Defense planners should be able to cut more from operations and maintenance, procurement and research and development, she said. She labeled the troubled new F-35A joint strike fighter “a problem child” that could be the “chief bill-payer” for an Air Force that would prefer to protect older programs, such as the Long-Range Strike Bomber and the A-10 Thunderbolt ground support aircraft.

“There’s less wiggle room for personnel cuts,” Blakely said, predicting cuts of perhaps $1 billion or $1.5 billion through continuing efforts to trim headquarters staff. “But that’s a hell of a lot easier to promise than deliver, since many civilian employees are scatted around the country,” she said.

An expected reprise of the Pentagon’s proposal for a new round of the Base Realignment and Closure Commission “will be a tough sell,” she said.

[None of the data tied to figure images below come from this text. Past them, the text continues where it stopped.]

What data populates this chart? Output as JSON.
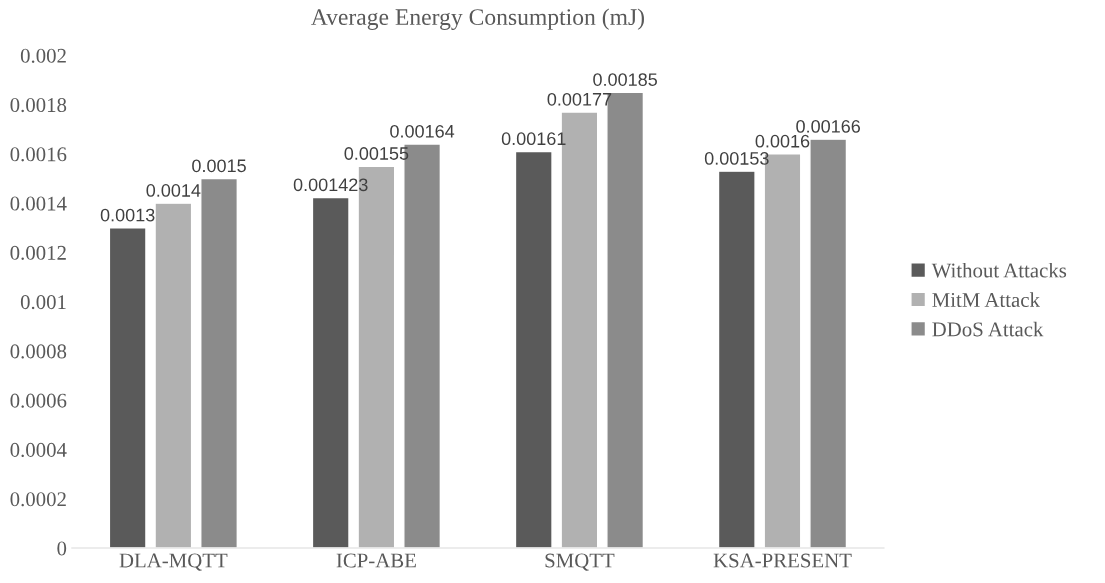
{
  "chart_data": {
    "type": "bar",
    "title": "Average Energy Consumption (mJ)",
    "categories": [
      "DLA-MQTT",
      "ICP-ABE",
      "SMQTT",
      "KSA-PRESENT"
    ],
    "series": [
      {
        "name": "Without Attacks",
        "color": "#5a5a5a",
        "values": [
          0.0013,
          0.001423,
          0.00161,
          0.00153
        ]
      },
      {
        "name": "MitM Attack",
        "color": "#b1b1b1",
        "values": [
          0.0014,
          0.00155,
          0.00177,
          0.0016
        ]
      },
      {
        "name": "DDoS Attack",
        "color": "#8b8b8b",
        "values": [
          0.0015,
          0.00164,
          0.00185,
          0.00166
        ]
      }
    ],
    "ylim": [
      0,
      0.002
    ],
    "yticks": [
      0,
      0.0002,
      0.0004,
      0.0006,
      0.0008,
      0.001,
      0.0012,
      0.0014,
      0.0016,
      0.0018,
      0.002
    ],
    "data_labels": true,
    "legend": "right",
    "grid": false
  }
}
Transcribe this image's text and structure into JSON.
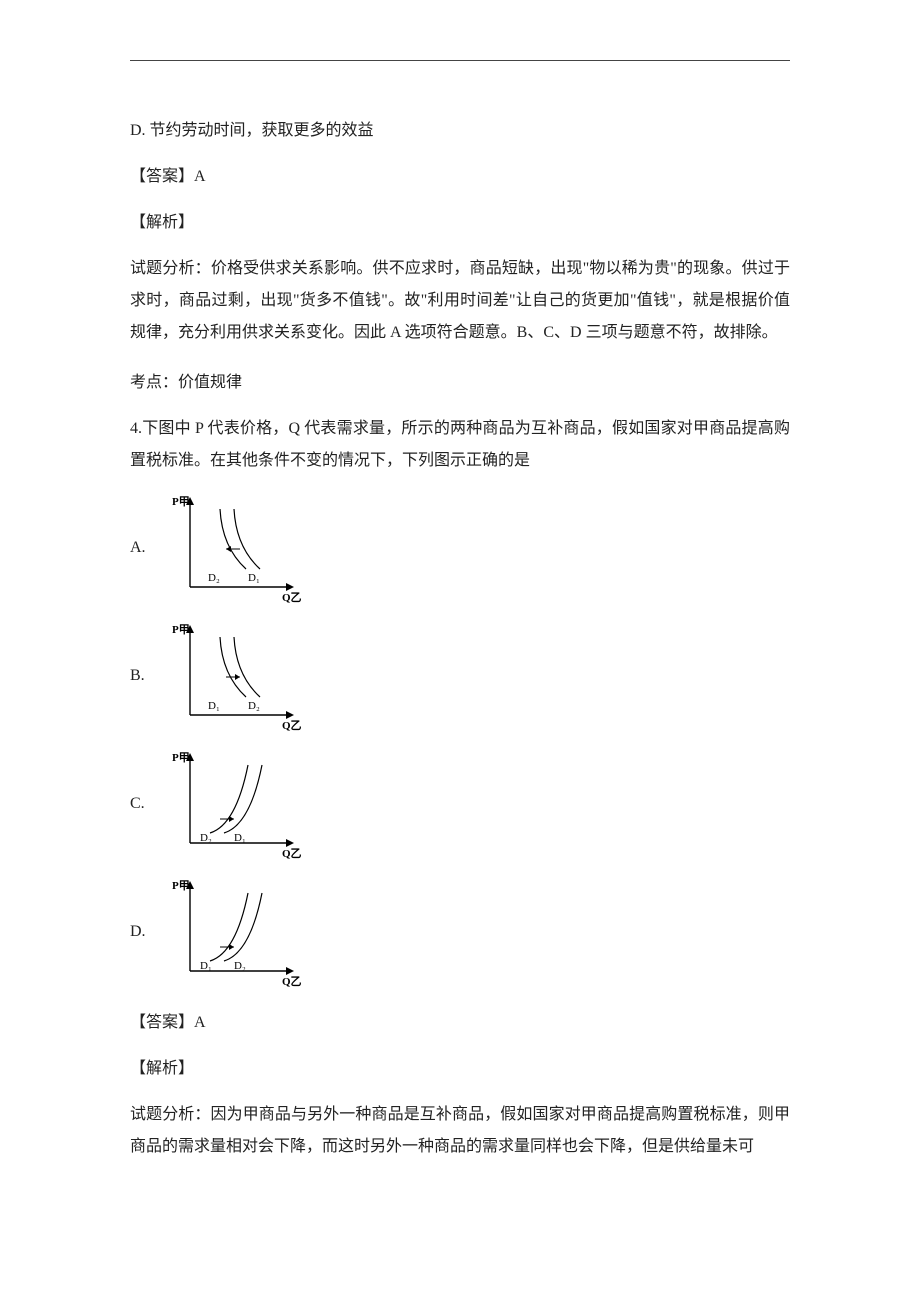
{
  "colors": {
    "text": "#222222",
    "line": "#444444",
    "bg": "#ffffff",
    "axis": "#000000",
    "curve": "#000000"
  },
  "option_d_text": "D. 节约劳动时间，获取更多的效益",
  "answer1_label": "【答案】A",
  "expl_label": "【解析】",
  "expl1_body": "试题分析：价格受供求关系影响。供不应求时，商品短缺，出现\"物以稀为贵\"的现象。供过于求时，商品过剩，出现\"货多不值钱\"。故\"利用时间差\"让自己的货更加\"值钱\"，就是根据价值规律，充分利用供求关系变化。因此 A 选项符合题意。B、C、D 三项与题意不符，故排除。",
  "kaodian1": "考点：价值规律",
  "q4_stem": "4.下图中 P 代表价格，Q 代表需求量，所示的两种商品为互补商品，假如国家对甲商品提高购置税标准。在其他条件不变的情况下，下列图示正确的是",
  "opts": {
    "A": "A.",
    "B": "B.",
    "C": "C.",
    "D": "D."
  },
  "chart_labels": {
    "y_axis": "P甲",
    "x_axis": "Q乙",
    "D1": "D₁",
    "D2": "D₂"
  },
  "charts": {
    "A": {
      "type": "demand_down",
      "left_label": "D2",
      "right_label": "D1",
      "arrow": "left"
    },
    "B": {
      "type": "demand_down",
      "left_label": "D1",
      "right_label": "D2",
      "arrow": "right"
    },
    "C": {
      "type": "demand_up",
      "left_label": "D2",
      "right_label": "D1",
      "arrow": "right"
    },
    "D": {
      "type": "demand_up",
      "left_label": "D1",
      "right_label": "D2",
      "arrow": "right"
    }
  },
  "chart_style": {
    "width": 142,
    "height": 110,
    "axis_stroke_width": 1.4,
    "curve_stroke_width": 1.2,
    "label_fontsize": 11,
    "sub_fontsize": 9
  },
  "answer2_label": "【答案】A",
  "expl2_body": "试题分析：因为甲商品与另外一种商品是互补商品，假如国家对甲商品提高购置税标准，则甲商品的需求量相对会下降，而这时另外一种商品的需求量同样也会下降，但是供给量未可"
}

Military healthcare “will be an area of focus” in the budget and in Congress, as will personnel reforms to reflect improved career management in the ongoing “Force of the Future” reforms to improve career retention incentives and expand opportunities for women. Past proposals to curb spending on Tricare and Tricare for Life have foundered, Blakely noted, due to their complexity. “Congress should, but probably does not have the stomach for it,” she said.

“Last year was a high-water mark in congressional interest in defense reforms,” as in acquisition reform and reorganizing the Office of the Defense Secretary, she said. Armed Services Committee Chairman John McCain, R-Ariz., “wants to devolve more procurement to the services,” but the House is more focused on making the process “nimble,” she said.

She predicted that the defense budget will become “more salient in the elections” this year, spilling over into reelection contests for Congress, where many members are reluctant to cancel weapons programs that benefit their districts.

The upshot of Obama’s last defense budget, Blakeley said, “won’t be a big departure—we’ll see mid-term slicing and dicing but not a strategic shift.” Pentagon leaders may postpone modernization and hope for more money in the out-years, she said.

The Next Administration’s Problem

Those out-years, under a new president, was the topic of a Monday panel of “four hawks” advocating for higher defense spending for an audience at the Brookings Institution.

James Miller, undersecretary of Defense for policy under Obama Defense chiefs Leon Panetta and Chuck Hagel, said, “There’s no doubt the next president will inherit a dynamic and dangerous world.” Threats from Russia, China, North Korea, ISIS and Iran, however, also bring “great opportunities” for building new partnerships with allies, Miller said.

The next Defense chief should take on defense reform “with gusto” Miller said.

American Enterprise Institute analyst Mackenzie Eaglen, a veteran of two major Pentagon defense task forces, said the need to increase the Pentagon’s budget is “agnostic as to political party on the fundamental choices.” The decision facing the next U.S. leader is whether to embark on “a more robust, more assertive” overseas presence “with more ownership of the U.S. role.”

That could be done through replacing the Budget Control Act and sequestration with “some larger debt-taxes deal for the whole enchilada,” Eaglen said.

Brookings fellow Robert Kagan, who gave a capsule history of the U.S. rise as a global power in the last century, also called for an assertive next president to expand the nation’s global presence. “The order created after World War II is at least cracking around the edges if not heading toward a general breakdown,” he said.